By providing 20% of your own money, the bank would then have $120,000 invested (in the previous example) and you would need to have $30,000 to add to that amount when you close on your new home. This means that you would start paying interest on $120,000 instead of $150,000 once you buy, and your monthly mortgage payments will also be less than if you had loaned $150,000.

You might be telling yourself at this point that there isn’t any reason to continue looking for a new home. You might think that there isn’t any way that you can come up with $30,000 (for this example). Fret not. While 20% is the most common down payment amount that banks require, there are several programs out there (some sponsored by the government; some not) that, if you qualify for, can put you in a new home with a lot less than 20% down. I’m not a mortgage lender, but I know a lot of different lenders that can help you wade through all of the options. Contact me and I will do my best to make sure that you have all of the options available to make the best decision you can regarding your new home.

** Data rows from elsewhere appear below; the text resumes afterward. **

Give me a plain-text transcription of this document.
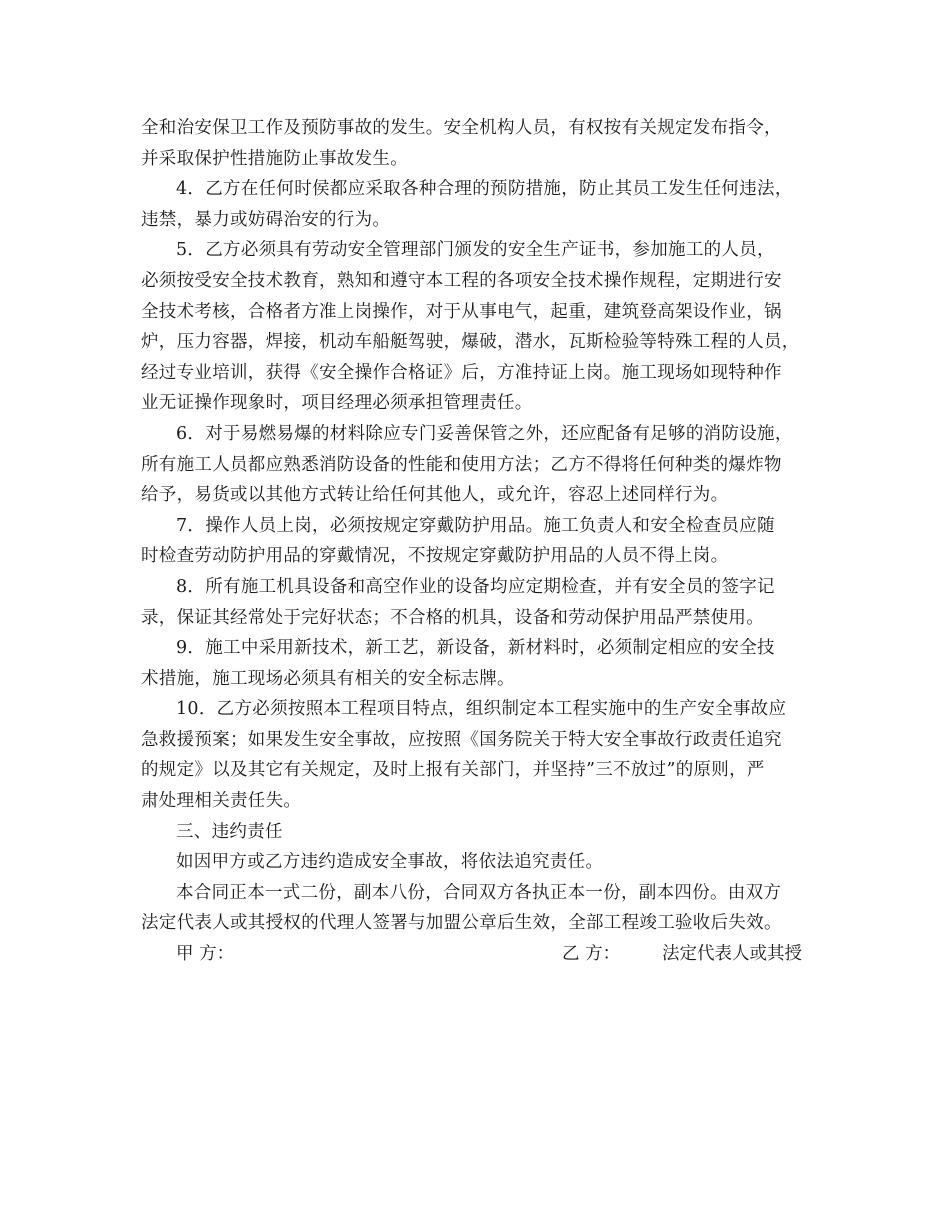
全和治安保卫工作及预防事故的发生。安全机构人员，有权按有关规定发布指令，
并采取保护性措施防止事故发生。
4．乙方在任何时侯都应采取各种合理的预防措施，防止其员工发生任何违法，
违禁，暴力或妨碍治安的行为。
5．乙方必须具有劳动安全管理部门颁发的安全生产证书，参加施工的人员，
必须按受安全技术教育，熟知和遵守本工程的各项安全技术操作规程，定期进行安
全技术考核，合格者方准上岗操作，对于从事电气，起重，建筑登高架设作业，锅
炉，压力容器，焊接，机动车船艇驾驶，爆破，潜水，瓦斯检验等特殊工程的人员，
经过专业培训，获得《安全操作合格证》后，方准持证上岗。施工现场如现特种作
业无证操作现象时，项目经理必须承担管理责任。
6．对于易燃易爆的材料除应专门妥善保管之外，还应配备有足够的消防设施，
所有施工人员都应熟悉消防设备的性能和使用方法；乙方不得将任何种类的爆炸物
给予，易货或以其他方式转让给任何其他人，或允许，容忍上述同样行为。
7．操作人员上岗，必须按规定穿戴防护用品。施工负责人和安全检查员应随
时检查劳动防护用品的穿戴情况，不按规定穿戴防护用品的人员不得上岗。
8．所有施工机具设备和高空作业的设备均应定期检查，并有安全员的签字记
录，保证其经常处于完好状态；不合格的机具，设备和劳动保护用品严禁使用。
9．施工中采用新技术，新工艺，新设备，新材料时，必须制定相应的安全技
术措施，施工现场必须具有相关的安全标志牌。
10．乙方必须按照本工程项目特点，组织制定本工程实施中的生产安全事故应
急救援预案；如果发生安全事故，应按照《国务院关于特大安全事故行政责任追究
的规定》以及其它有关规定，及时上报有关部门，并坚持”三不放过”的原则，严
肃处理相关责任失。
三、违约责任
如因甲方或乙方违约造成安全事故，将依法追究责任。
本合同正本一式二份，副本八份，合同双方各执正本一份，副本四份。由双方
法定代表人或其授权的代理人签署与加盟公章后生效，全部工程竣工验收后失效。
甲 方：	乙 方： 法定代表人或其授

By the way, while we are talking about percentage down payment requirements, be aware that if you are wanting to purchase homes as an investment (great idea!) that you will likely need 25% down for a normal mortgage. Again, though, there are ways around this. And, there are a whole host of other issues (PMI, etc. etc.) that I haven’t talked about. Just ask! Don’t let the percent down prevent you from fulfilling your dream of home ownership or rental income.